Taylor, a Drury University business graduate who holds several personal-training certifications, says the nontraditional sport is attracting children away from mainstays like soccer.

“They’ll find a niche doing this stuff. It’s kind of the same group that maybe does skateboarding and does rock climbing – alternative sports,” he says. “It’s you against the course, kind of like golf.”

Kara Tag, of Fair Grove, has been bringing her daughter, Ashlyn, to Republic Warrior Sports for three months. After years of taking gymnastics lessons for 16 hours a week, she says Ashlyn decided to try something new – and Kara has been saving money ever since.

“She was on the [gymnastics] team, so it was more than most people pay,” she says. “I think we paid about $160 a month.

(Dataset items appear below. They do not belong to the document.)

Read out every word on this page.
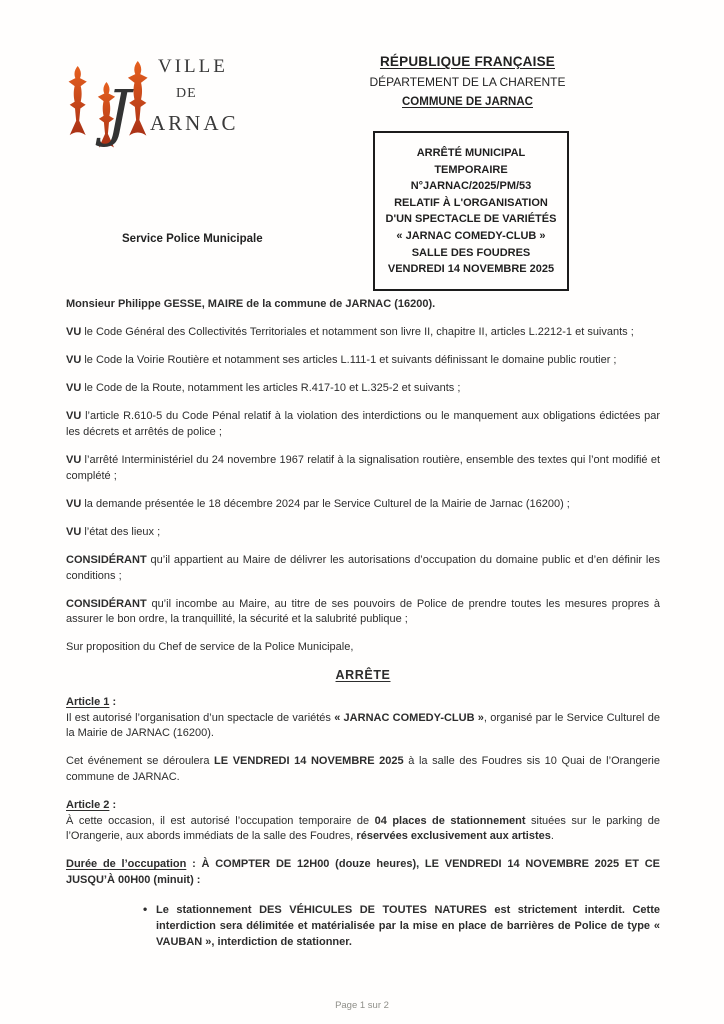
VILLE
DE
J ARNAC
Service Police Municipale
RÉPUBLIQUE FRANÇAISE
DÉPARTEMENT DE LA CHARENTE
COMMUNE DE JARNAC
ARRÊTÉ MUNICIPAL
TEMPORAIRE
N°JARNAC/2025/PM/53
RELATIF À L'ORGANISATION
D'UN SPECTACLE DE VARIÉTÉS
« JARNAC COMEDY-CLUB »
SALLE DES FOUDRES
VENDREDI 14 NOVEMBRE 2025

Monsieur Philippe GESSE, MAIRE de la commune de JARNAC (16200).

VU le Code Général des Collectivités Territoriales et notamment son livre II, chapitre II, articles L.2212-1 et suivants ;

VU le Code la Voirie Routière et notamment ses articles L.111-1 et suivants définissant le domaine public routier ;

VU le Code de la Route, notamment les articles R.417-10 et L.325-2 et suivants ;

VU l’article R.610-5 du Code Pénal relatif à la violation des interdictions ou le manquement aux obligations édictées par les décrets et arrêtés de police ;

VU l’arrêté Interministériel du 24 novembre 1967 relatif à la signalisation routière, ensemble des textes qui l’ont modifié et complété ;

VU la demande présentée le 18 décembre 2024 par le Service Culturel de la Mairie de Jarnac (16200) ;

VU l’état des lieux ;

CONSIDÉRANT qu’il appartient au Maire de délivrer les autorisations d’occupation du domaine public et d’en définir les conditions ;

CONSIDÉRANT qu’il incombe au Maire, au titre de ses pouvoirs de Police de prendre toutes les mesures propres à assurer le bon ordre, la tranquillité, la sécurité et la salubrité publique ;

Sur proposition du Chef de service de la Police Municipale,

ARRÊTE

Article 1 :

Il est autorisé l’organisation d’un spectacle de variétés « JARNAC COMEDY-CLUB », organisé par le Service Culturel de la Mairie de JARNAC (16200).

Cet événement se déroulera LE VENDREDI 14 NOVEMBRE 2025 à la salle des Foudres sis 10 Quai de l’Orangerie commune de JARNAC.

Article 2 :

À cette occasion, il est autorisé l’occupation temporaire de 04 places de stationnement situées sur le parking de l’Orangerie, aux abords immédiats de la salle des Foudres, réservées exclusivement aux artistes.

Durée de l’occupation : À COMPTER DE 12H00 (douze heures), LE VENDREDI 14 NOVEMBRE 2025 ET CE JUSQU’À 00H00 (minuit) :

• Le stationnement DES VÉHICULES DE TOUTES NATURES est strictement interdit. Cette interdiction sera délimitée et matérialisée par la mise en place de barrières de Police de type « VAUBAN », interdiction de stationner.
Page 1 sur 2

We pay about $50 here.”

For others, the workouts complement their team sports.

Yes, there’s the “warped wall” made famous on the show – Republic’s is a 14.5-foot curved ramp – and other aptly named obstacles: the “devil steps” climbed by hand while hanging from the underside of the staircase, the “spider jump” off a trampoline to land midair with legs and arms stretching between two walls, and “cannonball alley” with a variety of hanging rock-climbing style holds for users to swing across.

The obstacles can be completed by both youth and adults, though Taylor says the target market is children.

“We have Preschool Warriors, which is 3-to-5-year olds; we have Junior Warriors, which are 6-to-12-year olds; and then we have Ninja 101 class, which is 13 and up,” Taylor says, noting social media analytics show most of the people researching his gym are moms likely seeking children’s  activities.

During the first year in business, Taylor says birthday parties – starting at $100 – have become a major factor, with 300 held in 2017.

“Everything for us really builds on the birthday parties,” he says, declining to disclose first-year revenue. “The kids love it and the next thing, they are asking us about classes and memberships.”

Community minded
The 4,000-square-foot gym now has about 100 members, paying $50 a month, Taylor says, and 75 children enrolled in 12 classes throughout the week.

One full-time and four part-time employees help run the gym while Taylor is working for Atlas. Manager Kim Proctor and fitness trainer Sean Saunders were both chosen to compete on past seasons of “ANW” – from among 70,000 people who apply annually for 600 spots on the show.

“People ask, ‘How do you get good at Ninja Warrior?’ I’m like, ‘Two years of training, and doing it twice a week or three times a week,’” says Saunders, who also is a PGA pro and owns SWS Golf Academy. “You don’t want to hurt yourself. Too many people train too hard, too fast. So they get overuse injuries. So that’s what, as a trainer, I try to prevent. Kim does, too. You don’t want to hit the same muscle group every day.”

Republic Warrior Sports is part of a network of gyms in the Ultimate Ninja Athlete Association that host local and regional tournaments. Springfield’s Warrior Sports, owned by Andy Mariage, covers tournaments for the sport’s other dominant organization, the National Ninja League.

That coordination to offer two tournament circuits locally is a sign of the camaraderie between the two business owners. Taylor says he consulted with Mariage when opening the Republic gym just miles from the south Springfield site where he used to train.

“The last thing I wanted to do was compete with them,” Taylor says, adding the similar gym name is a form of co-branding.

Mariage says he also helped launch the Bolivar gym.

“I’d already gone through the pain of opening a new business startup. So I just kind of tried to steer him away from some of the mistakes that we made and things we’ve learned,” he says, noting the demographics of the clientele surprised him. “When I first started opening it up, I thought we were going to be training the next year’s competitors on the show. As it turns out, we’re very kid oriented.

“We do a lot of birthday parties every weekend. So, you know, it’s the mindset of what you’re going to be doing with the business. We do train adults, and teenagers have aspirations of being on the show, but there’s a lot of kids that love watching the show and want to come do it.”